In mathematical statistics, the Kullback–Leibler divergence (also called relative entropy) is a measure of how one probability distribution diverges from a second, expected probability distribution. Applications include characterizing the relative (Shannon) entropy in information systems, randomness in continuous time-series, and information gain when comparing statistical models of inference. In contrast to variation of information, it is a distribution-wise asymmetric measure and thus does not qualify as a statistical metric of spread. In the simple case, a Kullback–Leibler divergence of 0 indicates that we can expect similar, if not the same, behavior of two different distributions, while a Kullback–Leibler divergence of 1 indicates that the two distributions behave in such a different manner that the expectation given the first distribution approaches zero. In simplified terms, it is a measure of surprise, with diverse applications such as applied statistics, fluid mechanics, neuroscience and machine learning.
The Kullback–Leibler divergence was introduced by Solomon Kullback and Richard Leibler in 1951 as the directed divergence between two distributions; Kullback preferred the term discrimination information. The measure is discussed in Kullback's text, Information Theory and Statistics.
The Kullback–Leibler divergence from Q to P is often denoted DKL(P‖Q).

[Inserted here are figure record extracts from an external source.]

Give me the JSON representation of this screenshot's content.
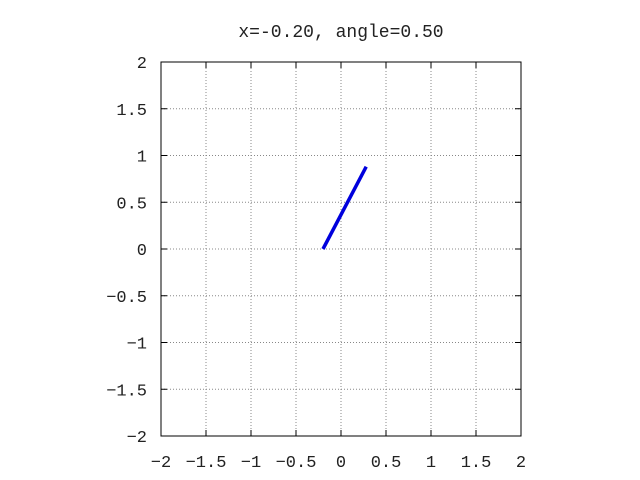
{
  "chart_data": {
    "type": "line",
    "title": "x=-0.20, angle=0.50",
    "xlabel": "",
    "ylabel": "",
    "xlim": [
      -2,
      2
    ],
    "ylim": [
      -2,
      2
    ],
    "grid": true,
    "x_ticks": [
      -2,
      -1.5,
      -1,
      -0.5,
      0,
      0.5,
      1,
      1.5,
      2
    ],
    "y_ticks": [
      -2,
      -1.5,
      -1,
      -0.5,
      0,
      0.5,
      1,
      1.5,
      2
    ],
    "x_tick_labels": [
      "−2",
      "−1.5",
      "−1",
      "−0.5",
      "0",
      "0.5",
      "1",
      "1.5",
      "2"
    ],
    "y_tick_labels": [
      "−2",
      "−1.5",
      "−1",
      "−0.5",
      "0",
      "0.5",
      "1",
      "1.5",
      "2"
    ],
    "series": [
      {
        "color": "#0000dd",
        "x": [
          -0.2,
          0.28
        ],
        "y": [
          0.0,
          0.88
        ]
      }
    ]
  }
}
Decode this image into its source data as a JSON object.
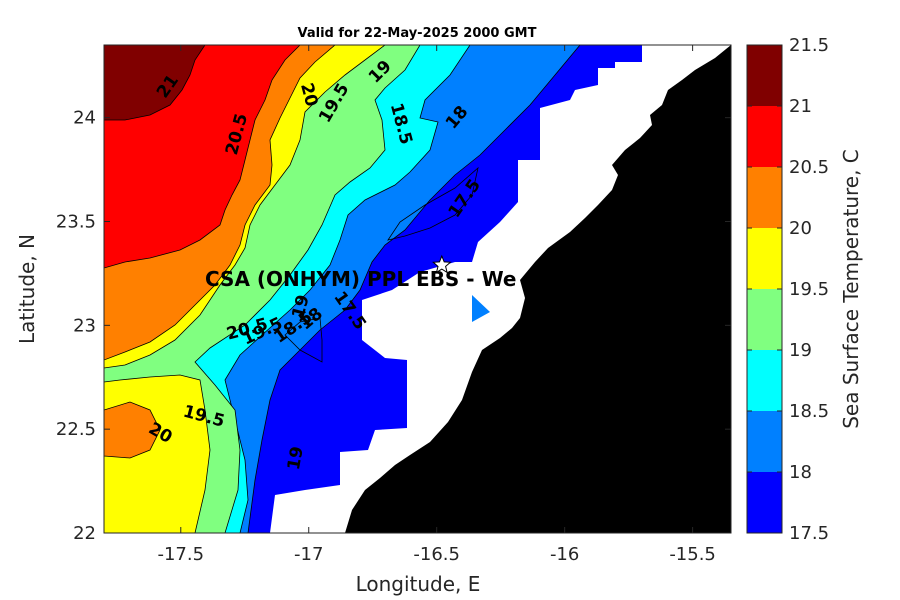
{
  "chart_data": {
    "type": "heatmap",
    "title": "Valid for 22-May-2025 2000 GMT",
    "xlabel": "Longitude, E",
    "ylabel": "Latitude, N",
    "xlim": [
      -17.8,
      -15.35
    ],
    "ylim": [
      22,
      24.35
    ],
    "x_ticks": [
      -17.5,
      -17,
      -16.5,
      -16,
      -15.5
    ],
    "x_tick_labels": [
      "-17.5",
      "-17",
      "-16.5",
      "-16",
      "-15.5"
    ],
    "y_ticks": [
      22,
      22.5,
      23,
      23.5,
      24
    ],
    "y_tick_labels": [
      "22",
      "22.5",
      "23",
      "23.5",
      "24"
    ],
    "colorbar": {
      "label": "Sea Surface Temperature, C",
      "levels": [
        17.5,
        18,
        18.5,
        19,
        19.5,
        20,
        20.5,
        21,
        21.5
      ],
      "level_labels": [
        "17.5",
        "18",
        "18.5",
        "19",
        "19.5",
        "20",
        "20.5",
        "21",
        "21.5"
      ],
      "colors": [
        "#0000ff",
        "#0080ff",
        "#00ffff",
        "#80ff80",
        "#ffff00",
        "#ff8000",
        "#ff0000",
        "#800000"
      ]
    },
    "contour_labels": [
      {
        "text": "21",
        "lon": -17.55,
        "lat": 24.15,
        "angle": -55
      },
      {
        "text": "20.5",
        "lon": -17.28,
        "lat": 23.92,
        "angle": -75
      },
      {
        "text": "20",
        "lon": -17.0,
        "lat": 24.11,
        "angle": 75
      },
      {
        "text": "19.5",
        "lon": -16.9,
        "lat": 24.07,
        "angle": -60
      },
      {
        "text": "19",
        "lon": -16.72,
        "lat": 24.22,
        "angle": -45
      },
      {
        "text": "18.5",
        "lon": -16.64,
        "lat": 23.97,
        "angle": 75
      },
      {
        "text": "18",
        "lon": -16.42,
        "lat": 24.0,
        "angle": -50
      },
      {
        "text": "17.5",
        "lon": -16.39,
        "lat": 23.61,
        "angle": -55
      },
      {
        "text": "20.5",
        "lon": -17.24,
        "lat": 22.98,
        "angle": -15
      },
      {
        "text": "19.5",
        "lon": -17.18,
        "lat": 22.97,
        "angle": -25
      },
      {
        "text": "19",
        "lon": -17.03,
        "lat": 23.09,
        "angle": -75
      },
      {
        "text": "18.5",
        "lon": -17.06,
        "lat": 22.99,
        "angle": -35
      },
      {
        "text": "18",
        "lon": -16.99,
        "lat": 23.03,
        "angle": -40
      },
      {
        "text": "17.5",
        "lon": -16.84,
        "lat": 23.07,
        "angle": 55
      },
      {
        "text": "19.5",
        "lon": -17.41,
        "lat": 22.56,
        "angle": 15
      },
      {
        "text": "20",
        "lon": -17.58,
        "lat": 22.48,
        "angle": 30
      },
      {
        "text": "19",
        "lon": -17.05,
        "lat": 22.36,
        "angle": -80
      }
    ],
    "site": {
      "label": "CSA (ONHYM) PPL EBS  - We",
      "lon": -16.48,
      "lat": 23.29
    }
  },
  "colors": {
    "land": "#000000",
    "nodata": "#ffffff",
    "marker": "#ffffff"
  }
}
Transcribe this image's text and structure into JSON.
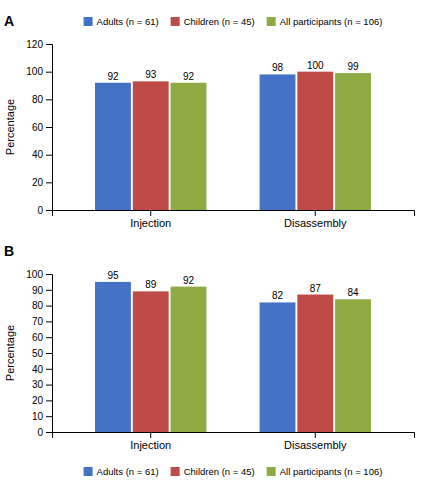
{
  "chart_data": [
    {
      "type": "bar",
      "title": "A",
      "categories": [
        "Injection",
        "Disassembly"
      ],
      "series": [
        {
          "name": "Adults (n = 61)",
          "color": "#4472C4",
          "values": [
            92,
            98
          ]
        },
        {
          "name": "Children (n = 45)",
          "color": "#BE4B48",
          "values": [
            93,
            100
          ]
        },
        {
          "name": "All participants (n = 106)",
          "color": "#8EAA42",
          "values": [
            92,
            99
          ]
        }
      ],
      "ylabel": "Percentage",
      "ylim": [
        0,
        120
      ],
      "yticks": [
        0,
        20,
        40,
        60,
        80,
        100,
        120
      ],
      "data_labels": true,
      "legend": "top"
    },
    {
      "type": "bar",
      "title": "B",
      "categories": [
        "Injection",
        "Disassembly"
      ],
      "series": [
        {
          "name": "Adults (n = 61)",
          "color": "#4472C4",
          "values": [
            95,
            82
          ]
        },
        {
          "name": "Children (n = 45)",
          "color": "#BE4B48",
          "values": [
            89,
            87
          ]
        },
        {
          "name": "All participants (n = 106)",
          "color": "#8EAA42",
          "values": [
            92,
            84
          ]
        }
      ],
      "ylabel": "Percentage",
      "ylim": [
        0,
        100
      ],
      "yticks": [
        0,
        10,
        20,
        30,
        40,
        50,
        60,
        70,
        80,
        90,
        100
      ],
      "data_labels": true,
      "legend": "bottom"
    }
  ]
}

In the context of machine learning, DKL(P‖Q) is often called the information gain achieved if P is used instead of Q. By analogy with information theory, it is also called the relative entropy of P with respect to Q. In the context of coding theory, DKL(P‖Q) can be constructed as measuring the expected number of extra bits required to code samples from P using a code optimized for Q rather than the code optimized for P.